Felipe me regaló el libro de Lessing que leí. Me lo compró luego de haber trabajando en la Feria del Libro de Bogotá, vendiendo las novedades de una editorial prestigiosa. Él, en medio de ese mundo desagradable de los conocedores de la cultura, me había regalado la belleza. “Cómo no iba a aparecer en el relato”, pensé. Decidí entonces mencionarlo por el amor con el que compartimos la vida, porque el patriarcado no puede arrebatarnos eso. Deseé que llegara pronto.
Me tranquilizó recordar que no tenemos hijos y que posiblemente no vamos a tener. Como dije, vivo la mitad del tiempo asumiendo que me van a cortar más cosas. Un ovario más, un ovario menos.
Habíamos estado viendo por esos días la serie inspirada en El Cuento de la Criada de Atwood y esa noche especialmente me estaba sintiendo como June: desgarrada por sus maternidades saboteadas, sumergida en el dolor del absurdo que es Gilead.
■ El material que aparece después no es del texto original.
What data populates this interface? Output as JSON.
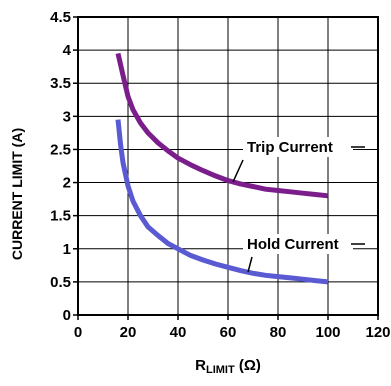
{
  "chart_data": {
    "type": "line",
    "title": "",
    "xlabel_main": "R",
    "xlabel_sub": "LIMIT",
    "xlabel_unit": " (Ω)",
    "ylabel": "CURRENT LIMIT (A)",
    "xlim": [
      0,
      120
    ],
    "ylim": [
      0,
      4.5
    ],
    "x_ticks": [
      0,
      20,
      40,
      60,
      80,
      100,
      120
    ],
    "y_ticks": [
      0,
      0.5,
      1,
      1.5,
      2,
      2.5,
      3,
      3.5,
      4,
      4.5
    ],
    "x_tick_labels": [
      "0",
      "20",
      "40",
      "60",
      "80",
      "100",
      "120"
    ],
    "y_tick_labels": [
      "0",
      "0.5",
      "1",
      "1.5",
      "2",
      "2.5",
      "3",
      "3.5",
      "4",
      "4.5"
    ],
    "grid": true,
    "legend": "none",
    "series": [
      {
        "name": "Trip Current",
        "color": "#7b1e8c",
        "points": [
          [
            16,
            3.95
          ],
          [
            18,
            3.62
          ],
          [
            20,
            3.3
          ],
          [
            22,
            3.1
          ],
          [
            25,
            2.9
          ],
          [
            28,
            2.75
          ],
          [
            32,
            2.6
          ],
          [
            36,
            2.48
          ],
          [
            40,
            2.37
          ],
          [
            45,
            2.27
          ],
          [
            50,
            2.18
          ],
          [
            55,
            2.1
          ],
          [
            60,
            2.03
          ],
          [
            65,
            1.98
          ],
          [
            70,
            1.94
          ],
          [
            75,
            1.9
          ],
          [
            80,
            1.88
          ],
          [
            85,
            1.86
          ],
          [
            90,
            1.84
          ],
          [
            95,
            1.82
          ],
          [
            100,
            1.8
          ]
        ]
      },
      {
        "name": "Hold Current",
        "color": "#5a5ad2",
        "points": [
          [
            16,
            2.95
          ],
          [
            17,
            2.58
          ],
          [
            18,
            2.3
          ],
          [
            20,
            1.95
          ],
          [
            22,
            1.72
          ],
          [
            25,
            1.5
          ],
          [
            28,
            1.33
          ],
          [
            32,
            1.2
          ],
          [
            36,
            1.08
          ],
          [
            40,
            1.0
          ],
          [
            45,
            0.9
          ],
          [
            50,
            0.83
          ],
          [
            55,
            0.77
          ],
          [
            60,
            0.72
          ],
          [
            65,
            0.67
          ],
          [
            70,
            0.63
          ],
          [
            75,
            0.6
          ],
          [
            80,
            0.58
          ],
          [
            85,
            0.56
          ],
          [
            90,
            0.54
          ],
          [
            95,
            0.52
          ],
          [
            100,
            0.5
          ]
        ]
      }
    ],
    "annotations": [
      {
        "series": 0,
        "text": "Trip Current",
        "at_x": 62
      },
      {
        "series": 1,
        "text": "Hold Current",
        "at_x": 68
      }
    ]
  }
}
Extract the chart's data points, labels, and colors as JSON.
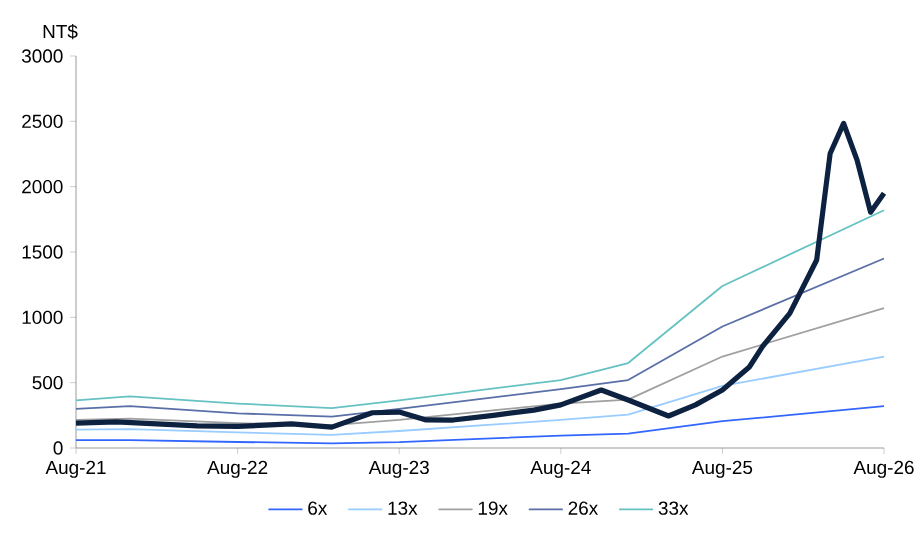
{
  "chart_data": {
    "type": "line",
    "ylabel": "NT$",
    "xlim": [
      "2021-08",
      "2026-08"
    ],
    "ylim": [
      0,
      3000
    ],
    "xticks": [
      {
        "value": "2021-08",
        "label": "Aug-21"
      },
      {
        "value": "2022-08",
        "label": "Aug-22"
      },
      {
        "value": "2023-08",
        "label": "Aug-23"
      },
      {
        "value": "2024-08",
        "label": "Aug-24"
      },
      {
        "value": "2025-08",
        "label": "Aug-25"
      },
      {
        "value": "2026-08",
        "label": "Aug-26"
      }
    ],
    "yticks": [
      0,
      500,
      1000,
      1500,
      2000,
      2500,
      3000
    ],
    "legend": "bottom",
    "grid": false,
    "series": [
      {
        "name": "6x",
        "color": "#3366ff",
        "x": [
          "2021-08",
          "2021-12",
          "2022-08",
          "2023-03",
          "2023-08",
          "2024-08",
          "2025-01",
          "2025-08",
          "2026-08"
        ],
        "values": [
          61,
          60,
          46,
          36,
          45,
          95,
          110,
          205,
          320
        ]
      },
      {
        "name": "13x",
        "color": "#99ccff",
        "x": [
          "2021-08",
          "2021-12",
          "2022-08",
          "2023-03",
          "2023-08",
          "2024-08",
          "2025-01",
          "2025-08",
          "2026-08"
        ],
        "values": [
          140,
          145,
          120,
          100,
          130,
          215,
          255,
          475,
          700
        ]
      },
      {
        "name": "19x",
        "color": "#a0a0a0",
        "x": [
          "2021-08",
          "2021-12",
          "2022-08",
          "2023-03",
          "2023-08",
          "2024-08",
          "2025-01",
          "2025-08",
          "2026-08"
        ],
        "values": [
          215,
          225,
          190,
          175,
          215,
          340,
          370,
          700,
          1070
        ]
      },
      {
        "name": "26x",
        "color": "#5a6fa8",
        "x": [
          "2021-08",
          "2021-12",
          "2022-08",
          "2023-03",
          "2023-08",
          "2024-08",
          "2025-01",
          "2025-08",
          "2026-08"
        ],
        "values": [
          300,
          320,
          265,
          240,
          300,
          450,
          520,
          930,
          1450
        ]
      },
      {
        "name": "33x",
        "color": "#66c2c2",
        "x": [
          "2021-08",
          "2021-12",
          "2022-08",
          "2023-03",
          "2023-08",
          "2024-08",
          "2025-01",
          "2025-08",
          "2026-08"
        ],
        "values": [
          365,
          395,
          340,
          305,
          365,
          520,
          650,
          1240,
          1820
        ]
      },
      {
        "color": "#0d2240",
        "x": [
          "2021-08",
          "2021-11",
          "2022-02",
          "2022-05",
          "2022-08",
          "2022-12",
          "2023-03",
          "2023-06",
          "2023-08",
          "2023-10",
          "2023-12",
          "2024-03",
          "2024-06",
          "2024-08",
          "2024-11",
          "2025-01",
          "2025-04",
          "2025-06",
          "2025-08",
          "2025-10",
          "2025-11",
          "2026-01",
          "2026-03",
          "2026-04",
          "2026-05",
          "2026-06",
          "2026-07",
          "2026-08"
        ],
        "values": [
          190,
          200,
          185,
          170,
          165,
          185,
          160,
          270,
          275,
          215,
          214,
          250,
          290,
          330,
          444,
          367,
          245,
          330,
          444,
          620,
          780,
          1030,
          1439,
          2254,
          2484,
          2203,
          1805,
          1950
        ]
      }
    ]
  }
}
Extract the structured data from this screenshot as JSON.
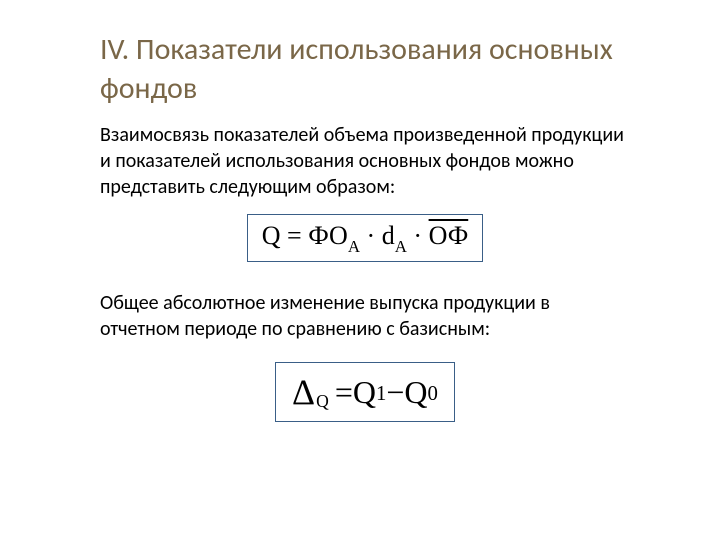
{
  "colors": {
    "title": "#7a6748",
    "border": "#3a5e87",
    "text": "#000000",
    "background": "#ffffff"
  },
  "typography": {
    "title_fontsize": 30,
    "body_fontsize": 20,
    "formula1_fontsize": 26,
    "formula2_fontsize": 32,
    "body_font": "Calibri",
    "formula_font": "Times New Roman"
  },
  "title": "IV. Показатели использования основных фондов",
  "paragraph1": "Взаимосвязь показателей объема произведенной продукции и показателей использования основных фондов можно представить следующим образом:",
  "paragraph2": "Общее абсолютное изменение выпуска продукции в отчетном периоде по сравнению с базисным:",
  "formula1": {
    "lhs": "Q",
    "eq": " = ",
    "t1": "ФО",
    "t1_sub": "А",
    "dot": " · ",
    "t2": "d",
    "t2_sub": "А",
    "dot2": " · ",
    "t3_overline": "ОФ"
  },
  "formula2": {
    "delta": "Δ",
    "delta_sub": "Q",
    "eq": " = ",
    "q1": "Q",
    "q1_sub": "1",
    "minus": " − ",
    "q0": "Q",
    "q0_sub": "0"
  }
}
La verdad no pensaba en mi maternidad saboteada por la enfermedad, sino por esas vidas rotas que dejó el misil.
Me escuché y me sentí como una usuaria de Twitter. Me repudié. También sentí certezas. Sí creo que las certezas se sienten. Sentir algo no es tener certeza sobre eso. Pero construir una postura a partir de la complejidad de los procesos y generar un sentimiento al respecto, sí puede hacer que una sienta una certeza.
Ya no me dolía tanto el pecho. Ya podía respirar mejor. La inyección del doctor había funcionado. También aguantarme el asco de usar un inhalador que probablemente había usado él con otros pacientes.
El otro dolor del pecho todavía no había desaparecido. Me acompañaría más tiempo. Deseé que esa noche pudiera dormir mejor. Que el ahogo no se fusionara con las imágenes del hospital, en una pesadilla vívida.